Tim Flack, famously booted out of a Parliament committee meeting in 2013 for wearing shorts, said he was spurred into action after watching complaints on Twitter that not enough was being done to stop xenophobic violence in South Africa by the country’s Home Affairs Minister Malusi Gigaba.
He said they were rounding on Gigaba’s spokesperson Mayihlome Tshwete and getting “big mouthed and sitting around having tea” but not doing anything about it.
”I decided I should probably also not be just tweeting about it, I should do something myself,” said Flack.
”It seems that couch activism and having hashtags doesn’t do anything.”
He decided to go ahead and lay the charge online on the SA Human Rights Commission’s website, for allegedly inciting violence, and sedition.
He said the commission acknowledged his complaint, telling him it had been referred to its KwaZulu-Natal office.
The rights Flack alleges were violated by the king include the rights to dignity, security, life, movement and residence, contained in the Bill of Rights.
This followed reports of a speech he made in Pongola, KwaZulu- Natal, towards the end of March in which the king complained about crime and dirty streets.

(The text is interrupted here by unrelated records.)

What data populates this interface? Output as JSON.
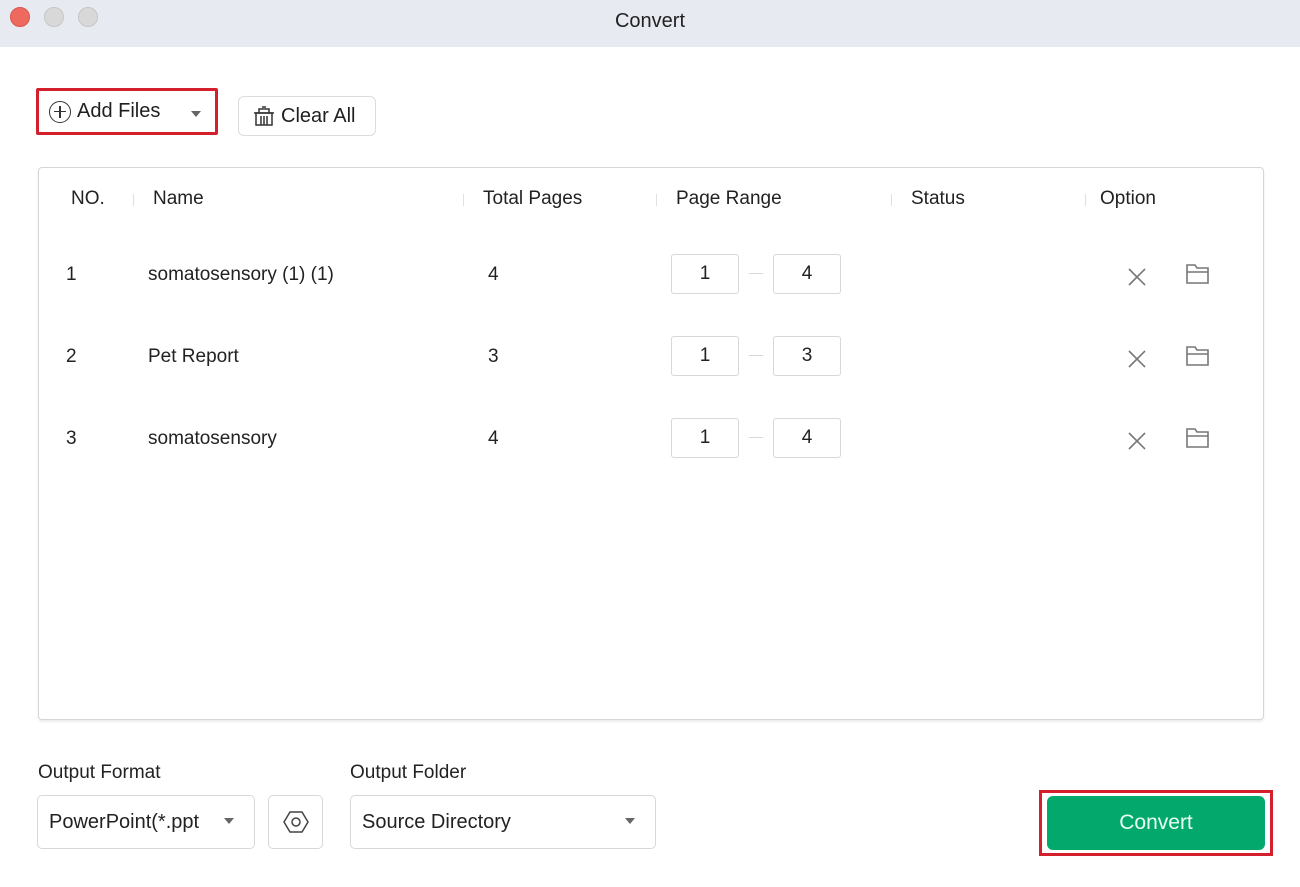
{
  "window": {
    "title": "Convert"
  },
  "toolbar": {
    "add_files_label": "Add Files",
    "clear_all_label": "Clear All"
  },
  "table": {
    "columns": [
      "NO.",
      "Name",
      "Total Pages",
      "Page Range",
      "Status",
      "Option"
    ],
    "rows": [
      {
        "no": "1",
        "name": "somatosensory (1) (1)",
        "total_pages": "4",
        "range_from": "1",
        "range_to": "4",
        "status": ""
      },
      {
        "no": "2",
        "name": "Pet Report",
        "total_pages": "3",
        "range_from": "1",
        "range_to": "3",
        "status": ""
      },
      {
        "no": "3",
        "name": "somatosensory",
        "total_pages": "4",
        "range_from": "1",
        "range_to": "4",
        "status": ""
      }
    ],
    "option_icons": [
      "close-icon",
      "folder-icon"
    ]
  },
  "output": {
    "format_label": "Output Format",
    "format_value": "PowerPoint(*.pptx)",
    "folder_label": "Output Folder",
    "folder_value": "Source Directory"
  },
  "actions": {
    "convert_label": "Convert"
  },
  "colors": {
    "accent_green": "#03a96c",
    "highlight_red": "#d4202c",
    "titlebar_bg": "#e8eaf1"
  }
}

Saying, ”forgive me but I must speak”, according to an eNCA translation of the clip from Zulu, he said, reportedly, that immigrants should ”take their bags and go”.
”So I cited those [rights] and mentioned that I believed he had incited xenophobic attacks and destabilised portions of the country.”
”I want him to be criminally charged for this, and he needs to be held accountable in terms of the law. He can’t expect there to be no repercussions.”
SAHRC spokesperson Isaac Mangena could not immediately confirm Flack’s complaint, but said he had just returned from an SAHRC trip to KwaZulu-Natal, which included a visit to the king’s office for a similar complaint received a few weeks ago.
He would not say who had laid that complaint, nor the outcome of the meeting at the king’s office.
City Press reported that king claimed his words had been lost in translation and that he had been misquoted.
Mangena said SAHRC team had visited camps housing displaced people and lamented the poor conditions there, which included two children being taken to hospital by ambulance to be treated for diarrhoea.
”The situation is grave. It is very sad. The places that these people are staying at are not really meant for a long period stay. There are concerns about health, especially women and children.”
The commission called on authorities to make sure they are properly housed.
Mangena said there had been simmering tensions in KwaZulu-Natal for a long time – mostly around businesses, and the looting was evidence that poverty was playing an important role in it.